BTW: some interesting point might help to get your root user back to the original status Authentication from MariaDB 10.4 - MariaDB Knowledge Base

Password should be set to invalid as this will disable password login. The localhost authentication is working via unix_socket.

This is how it looks on my demo system actually.
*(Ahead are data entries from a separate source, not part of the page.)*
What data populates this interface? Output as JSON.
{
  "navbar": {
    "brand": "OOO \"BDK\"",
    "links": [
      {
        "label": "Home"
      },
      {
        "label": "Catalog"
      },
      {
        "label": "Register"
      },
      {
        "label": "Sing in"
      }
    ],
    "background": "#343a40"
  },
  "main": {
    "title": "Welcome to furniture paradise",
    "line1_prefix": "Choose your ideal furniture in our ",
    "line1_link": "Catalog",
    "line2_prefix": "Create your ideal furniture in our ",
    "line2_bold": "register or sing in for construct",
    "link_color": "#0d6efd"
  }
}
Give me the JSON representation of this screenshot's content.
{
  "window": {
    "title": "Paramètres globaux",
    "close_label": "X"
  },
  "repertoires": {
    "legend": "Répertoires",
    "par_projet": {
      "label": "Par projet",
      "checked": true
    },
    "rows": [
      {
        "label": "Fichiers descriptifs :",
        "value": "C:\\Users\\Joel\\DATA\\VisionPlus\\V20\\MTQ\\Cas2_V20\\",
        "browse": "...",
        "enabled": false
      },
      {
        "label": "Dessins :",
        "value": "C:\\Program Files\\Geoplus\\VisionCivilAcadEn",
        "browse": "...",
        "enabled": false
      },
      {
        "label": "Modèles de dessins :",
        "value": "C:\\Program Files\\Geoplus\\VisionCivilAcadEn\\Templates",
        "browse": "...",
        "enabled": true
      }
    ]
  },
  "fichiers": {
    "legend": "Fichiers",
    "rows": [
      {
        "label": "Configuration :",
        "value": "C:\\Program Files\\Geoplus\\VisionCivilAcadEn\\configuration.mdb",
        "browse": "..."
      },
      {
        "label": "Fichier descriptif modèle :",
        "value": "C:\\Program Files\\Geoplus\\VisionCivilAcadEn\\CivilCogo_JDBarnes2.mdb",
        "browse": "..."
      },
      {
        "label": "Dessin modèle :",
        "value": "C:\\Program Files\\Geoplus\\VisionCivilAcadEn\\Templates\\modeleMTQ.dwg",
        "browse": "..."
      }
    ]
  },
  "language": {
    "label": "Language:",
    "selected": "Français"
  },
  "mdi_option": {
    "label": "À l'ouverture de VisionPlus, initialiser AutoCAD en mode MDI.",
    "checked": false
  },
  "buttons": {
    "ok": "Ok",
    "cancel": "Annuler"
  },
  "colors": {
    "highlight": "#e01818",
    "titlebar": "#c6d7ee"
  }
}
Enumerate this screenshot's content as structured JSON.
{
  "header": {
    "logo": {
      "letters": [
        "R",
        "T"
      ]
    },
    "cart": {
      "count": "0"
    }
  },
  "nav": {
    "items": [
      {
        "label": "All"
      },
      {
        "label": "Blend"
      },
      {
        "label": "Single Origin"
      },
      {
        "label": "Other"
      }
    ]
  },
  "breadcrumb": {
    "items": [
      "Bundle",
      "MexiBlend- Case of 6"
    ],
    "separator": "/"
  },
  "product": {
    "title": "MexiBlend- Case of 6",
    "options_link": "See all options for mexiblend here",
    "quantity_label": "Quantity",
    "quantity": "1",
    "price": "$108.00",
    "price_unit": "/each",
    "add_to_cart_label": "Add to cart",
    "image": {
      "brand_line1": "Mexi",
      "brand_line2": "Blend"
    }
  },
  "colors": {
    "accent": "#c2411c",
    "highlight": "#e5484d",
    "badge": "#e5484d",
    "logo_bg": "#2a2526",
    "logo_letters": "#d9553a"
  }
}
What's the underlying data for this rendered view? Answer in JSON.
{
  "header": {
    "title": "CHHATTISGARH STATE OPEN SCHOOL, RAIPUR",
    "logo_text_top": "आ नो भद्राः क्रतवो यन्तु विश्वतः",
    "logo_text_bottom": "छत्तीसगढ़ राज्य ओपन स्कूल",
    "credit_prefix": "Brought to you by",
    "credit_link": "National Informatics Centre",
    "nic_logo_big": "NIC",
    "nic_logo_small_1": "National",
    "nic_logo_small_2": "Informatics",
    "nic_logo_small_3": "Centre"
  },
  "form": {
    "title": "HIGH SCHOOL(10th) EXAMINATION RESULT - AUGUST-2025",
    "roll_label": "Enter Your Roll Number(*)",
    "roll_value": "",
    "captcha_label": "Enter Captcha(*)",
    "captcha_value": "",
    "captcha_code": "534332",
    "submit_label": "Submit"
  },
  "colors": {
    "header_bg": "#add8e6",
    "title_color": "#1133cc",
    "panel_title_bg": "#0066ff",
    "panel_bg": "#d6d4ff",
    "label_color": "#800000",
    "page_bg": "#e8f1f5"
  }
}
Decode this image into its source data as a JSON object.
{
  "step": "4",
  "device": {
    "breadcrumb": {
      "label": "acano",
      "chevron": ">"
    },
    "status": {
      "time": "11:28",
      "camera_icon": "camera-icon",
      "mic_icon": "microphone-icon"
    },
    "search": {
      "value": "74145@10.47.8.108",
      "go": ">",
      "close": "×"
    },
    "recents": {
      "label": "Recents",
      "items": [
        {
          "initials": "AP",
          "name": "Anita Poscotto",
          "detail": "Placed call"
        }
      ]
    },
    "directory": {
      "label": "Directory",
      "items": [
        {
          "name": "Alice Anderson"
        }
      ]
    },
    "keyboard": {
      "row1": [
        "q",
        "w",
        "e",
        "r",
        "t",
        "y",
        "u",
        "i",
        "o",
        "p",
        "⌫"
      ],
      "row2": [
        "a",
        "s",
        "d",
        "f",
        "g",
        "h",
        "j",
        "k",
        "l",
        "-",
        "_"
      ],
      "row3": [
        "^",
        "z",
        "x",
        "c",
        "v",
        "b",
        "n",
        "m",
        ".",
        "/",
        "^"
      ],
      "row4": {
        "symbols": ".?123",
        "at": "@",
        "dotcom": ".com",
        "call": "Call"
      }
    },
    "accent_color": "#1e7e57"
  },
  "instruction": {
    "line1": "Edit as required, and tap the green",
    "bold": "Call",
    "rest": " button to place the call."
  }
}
root@DietPiOPi5:~# mysql -e "SELECT User,Password, Host FROM mysql.user;"
+-------------+-------------------------------------------+-----------+
| User        | Password                                  | Host      |
+-------------+-------------------------------------------+-----------+
| mariadb.sys |                                           | localhost |
| root        | invalid                                   | localhost |
| mysql       | invalid                                   | localhost |
| phpmyadmin  | *D3DC6A67722AED2FC0750B52B5A42790ACF47ED0 | localhost |
+-------------+-------------------------------------------+-----------+
root@DietPiOPi5:~#

root@DietPiOPi5:~# mysql -e "SHOW GRANTS FOR 'root'@'localhost';"
+-----------------------------------------------------------------------------------------------------------------------------------------+
| Grants for root@localhost                                                                                                               |
+-----------------------------------------------------------------------------------------------------------------------------------------+
| GRANT ALL PRIVILEGES ON *.* TO `root`@`localhost` IDENTIFIED VIA mysql_native_password USING 'invalid' OR unix_socket WITH GRANT OPTION |
| GRANT PROXY ON ''@'%' TO 'root'@'localhost' WITH GRANT OPTION                                                                           |
+-----------------------------------------------------------------------------------------------------------------------------------------+
root@DietPiOPi5:~#

Jappe · 6 2023 08:41

No, only with -p and the set password.

I reverted now everything to default for the root user with:

ALTER USER root@localhost IDENTIFIED VIA unix_socket OR mysql_native_password USING 'invalid'

The warnings and error messages are gone (except for one warning with has another reason)!